2. Marketing utilise sales feedback for planning
Again, if I was using Facebook remarketing to drive conversion of a product, you can bet I would check the report to shape future media investment decision. The same absolutely should apply to sales team. When doing annual planning, have the meet with the sales team (or CEO/COO if they still have the closing reins held tightly) garner their feedback/ Which messages worked in the room. Remember, not all feedback is quant on a csv download. Human experiences can make the plan better, especially in a sanitised B2B landscape.
3. Sales team actions are planned into the marketing strategy
The biggest trade event is on. The marketing team budget for it. They create the physical materials. They know the sales people are the marketing output, and sales teams should absolutely be KPI’d to make the connected strategy work. If there is an agreed KPI for example, of 10 leads to be sourced in a show, this is in all stakeholder best interest to grow together on. There is often an overlap to PR here too, the stepsister to the other 2 disciplines. E.g. if the CEO is delivering a keynote or fireside chat. It is a chance to both 1. Follow up with delegates as a lead or 2. Share content as part of marketing plan.

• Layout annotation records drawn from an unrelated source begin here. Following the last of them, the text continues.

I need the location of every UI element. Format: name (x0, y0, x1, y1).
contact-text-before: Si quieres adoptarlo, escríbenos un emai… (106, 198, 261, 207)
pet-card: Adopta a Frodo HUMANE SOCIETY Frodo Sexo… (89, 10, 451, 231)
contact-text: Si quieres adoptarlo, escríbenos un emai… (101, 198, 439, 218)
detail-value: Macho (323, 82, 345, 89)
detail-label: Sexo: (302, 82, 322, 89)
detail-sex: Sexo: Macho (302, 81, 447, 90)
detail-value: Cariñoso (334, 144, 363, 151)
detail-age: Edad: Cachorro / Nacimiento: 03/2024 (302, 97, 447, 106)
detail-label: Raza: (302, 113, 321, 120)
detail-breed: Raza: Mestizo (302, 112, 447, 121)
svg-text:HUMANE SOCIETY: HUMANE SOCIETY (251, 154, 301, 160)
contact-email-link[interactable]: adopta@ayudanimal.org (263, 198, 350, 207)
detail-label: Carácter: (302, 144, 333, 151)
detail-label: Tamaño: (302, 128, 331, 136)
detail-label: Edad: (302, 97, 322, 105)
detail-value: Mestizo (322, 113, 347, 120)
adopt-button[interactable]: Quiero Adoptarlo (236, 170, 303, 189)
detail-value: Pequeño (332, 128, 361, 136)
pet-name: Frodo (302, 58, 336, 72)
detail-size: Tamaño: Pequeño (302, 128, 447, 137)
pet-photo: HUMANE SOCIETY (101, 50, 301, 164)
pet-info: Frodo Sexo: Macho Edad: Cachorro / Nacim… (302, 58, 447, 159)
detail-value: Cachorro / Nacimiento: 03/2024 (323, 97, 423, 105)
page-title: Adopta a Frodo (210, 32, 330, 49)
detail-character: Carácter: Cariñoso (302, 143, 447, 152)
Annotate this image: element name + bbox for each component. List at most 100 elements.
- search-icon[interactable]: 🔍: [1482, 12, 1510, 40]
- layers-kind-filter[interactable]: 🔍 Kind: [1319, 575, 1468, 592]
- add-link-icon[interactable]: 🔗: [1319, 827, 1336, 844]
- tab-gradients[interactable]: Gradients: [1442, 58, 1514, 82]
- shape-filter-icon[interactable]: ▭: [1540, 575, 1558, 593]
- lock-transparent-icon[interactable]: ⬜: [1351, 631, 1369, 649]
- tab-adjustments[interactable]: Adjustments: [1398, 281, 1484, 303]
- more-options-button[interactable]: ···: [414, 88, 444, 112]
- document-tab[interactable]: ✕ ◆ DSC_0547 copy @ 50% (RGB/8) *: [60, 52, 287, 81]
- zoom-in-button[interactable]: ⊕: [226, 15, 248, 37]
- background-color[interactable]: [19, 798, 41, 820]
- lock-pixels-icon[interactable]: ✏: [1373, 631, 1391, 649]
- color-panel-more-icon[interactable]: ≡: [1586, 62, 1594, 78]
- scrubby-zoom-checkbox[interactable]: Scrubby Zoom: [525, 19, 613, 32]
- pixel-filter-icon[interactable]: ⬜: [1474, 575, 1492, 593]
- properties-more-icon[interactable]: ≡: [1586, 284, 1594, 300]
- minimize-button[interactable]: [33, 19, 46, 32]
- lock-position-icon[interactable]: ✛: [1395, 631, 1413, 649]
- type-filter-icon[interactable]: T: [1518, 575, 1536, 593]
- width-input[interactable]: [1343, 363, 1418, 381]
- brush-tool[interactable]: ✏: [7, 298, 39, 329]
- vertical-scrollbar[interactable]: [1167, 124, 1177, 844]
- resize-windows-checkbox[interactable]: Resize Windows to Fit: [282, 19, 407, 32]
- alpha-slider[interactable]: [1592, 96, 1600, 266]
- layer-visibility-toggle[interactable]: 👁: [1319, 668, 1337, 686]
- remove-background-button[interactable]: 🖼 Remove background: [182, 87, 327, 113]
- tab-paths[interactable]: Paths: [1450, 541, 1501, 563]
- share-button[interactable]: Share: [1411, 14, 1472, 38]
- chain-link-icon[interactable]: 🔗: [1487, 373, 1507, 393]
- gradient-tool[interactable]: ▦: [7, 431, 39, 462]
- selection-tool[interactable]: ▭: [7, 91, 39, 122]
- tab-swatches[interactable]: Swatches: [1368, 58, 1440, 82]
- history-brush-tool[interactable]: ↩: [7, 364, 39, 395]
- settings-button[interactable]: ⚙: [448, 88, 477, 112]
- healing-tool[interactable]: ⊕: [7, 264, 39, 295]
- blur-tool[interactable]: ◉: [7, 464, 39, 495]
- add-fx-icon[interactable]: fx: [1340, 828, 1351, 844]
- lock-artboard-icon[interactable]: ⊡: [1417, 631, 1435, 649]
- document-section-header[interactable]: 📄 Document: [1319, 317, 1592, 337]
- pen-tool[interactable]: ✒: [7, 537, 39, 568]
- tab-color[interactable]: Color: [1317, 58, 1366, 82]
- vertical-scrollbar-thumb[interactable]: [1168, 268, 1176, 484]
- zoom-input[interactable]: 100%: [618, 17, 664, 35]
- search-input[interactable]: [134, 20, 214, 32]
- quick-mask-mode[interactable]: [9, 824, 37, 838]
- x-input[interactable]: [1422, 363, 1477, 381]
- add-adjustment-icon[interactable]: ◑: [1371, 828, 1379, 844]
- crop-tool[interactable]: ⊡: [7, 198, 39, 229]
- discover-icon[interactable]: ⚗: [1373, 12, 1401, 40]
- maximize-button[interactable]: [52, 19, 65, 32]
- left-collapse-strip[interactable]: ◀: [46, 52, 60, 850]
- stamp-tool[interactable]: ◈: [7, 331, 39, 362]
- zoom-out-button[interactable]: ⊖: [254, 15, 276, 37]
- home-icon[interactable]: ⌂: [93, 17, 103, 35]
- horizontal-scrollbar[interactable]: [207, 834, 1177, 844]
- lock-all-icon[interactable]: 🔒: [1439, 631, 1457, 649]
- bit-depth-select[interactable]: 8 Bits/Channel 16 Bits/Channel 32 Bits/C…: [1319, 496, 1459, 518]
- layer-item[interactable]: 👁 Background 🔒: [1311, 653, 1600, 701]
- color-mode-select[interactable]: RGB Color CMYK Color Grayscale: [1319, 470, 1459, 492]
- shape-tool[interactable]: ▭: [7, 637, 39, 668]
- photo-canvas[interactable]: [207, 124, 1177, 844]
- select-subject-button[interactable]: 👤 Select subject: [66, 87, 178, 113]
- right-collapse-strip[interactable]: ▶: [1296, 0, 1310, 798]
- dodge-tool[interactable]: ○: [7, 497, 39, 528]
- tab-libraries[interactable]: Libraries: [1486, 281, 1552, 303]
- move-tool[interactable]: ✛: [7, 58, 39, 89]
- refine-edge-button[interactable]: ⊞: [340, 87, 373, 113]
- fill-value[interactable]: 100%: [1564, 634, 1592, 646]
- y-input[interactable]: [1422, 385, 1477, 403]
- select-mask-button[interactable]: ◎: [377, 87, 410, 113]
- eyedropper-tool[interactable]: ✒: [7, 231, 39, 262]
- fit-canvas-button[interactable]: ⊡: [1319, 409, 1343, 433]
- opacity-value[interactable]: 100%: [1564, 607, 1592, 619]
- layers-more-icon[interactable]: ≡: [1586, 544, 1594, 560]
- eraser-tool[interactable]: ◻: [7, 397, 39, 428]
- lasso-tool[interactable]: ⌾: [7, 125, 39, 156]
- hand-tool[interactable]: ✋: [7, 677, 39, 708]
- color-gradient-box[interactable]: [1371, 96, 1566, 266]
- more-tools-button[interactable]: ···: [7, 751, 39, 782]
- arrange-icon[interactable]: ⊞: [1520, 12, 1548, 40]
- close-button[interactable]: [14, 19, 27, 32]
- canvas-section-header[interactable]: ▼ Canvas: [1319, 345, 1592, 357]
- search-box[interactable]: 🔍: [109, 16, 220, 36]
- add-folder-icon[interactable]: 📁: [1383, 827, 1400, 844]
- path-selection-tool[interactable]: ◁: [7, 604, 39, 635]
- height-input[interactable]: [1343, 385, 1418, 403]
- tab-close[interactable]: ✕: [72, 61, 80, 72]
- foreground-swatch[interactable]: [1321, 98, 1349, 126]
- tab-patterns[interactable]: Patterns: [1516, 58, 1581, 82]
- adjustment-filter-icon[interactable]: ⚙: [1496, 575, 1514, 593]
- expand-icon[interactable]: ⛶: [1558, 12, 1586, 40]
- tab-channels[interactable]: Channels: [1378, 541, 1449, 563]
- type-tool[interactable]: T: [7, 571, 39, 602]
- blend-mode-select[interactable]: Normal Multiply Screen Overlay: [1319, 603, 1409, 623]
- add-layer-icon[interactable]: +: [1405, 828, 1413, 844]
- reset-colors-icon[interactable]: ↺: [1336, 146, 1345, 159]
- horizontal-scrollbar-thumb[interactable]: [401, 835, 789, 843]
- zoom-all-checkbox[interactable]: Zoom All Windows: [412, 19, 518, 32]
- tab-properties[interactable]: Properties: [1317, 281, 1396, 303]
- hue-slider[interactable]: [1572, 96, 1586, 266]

4. Marketing’s job is to make sales easier
Oftentimes quoted, never a truer word spoken. The Sales teams and process, however complex, are human bastions of the brand. They, if effectively following their sales process, manifest as human marketing channels, at the ‘lower end of funnel’. They convert interest and intent to paying customers. Their job is the leverage the marketing collateral into a bespoke offering based on client need, and deliver to ultimately cash the cheques the marketing team have written. The best sales performers know the marketing strategy inside out, and have played their part in its success.
Food for thought
So think. Get the sales team at the table earlier. Get their feedback. Treat the qualitative insights as real firepower to make marketing work harder. Then you sales superstars can really thrive on the back of an informed, and sales friendly marketing plan.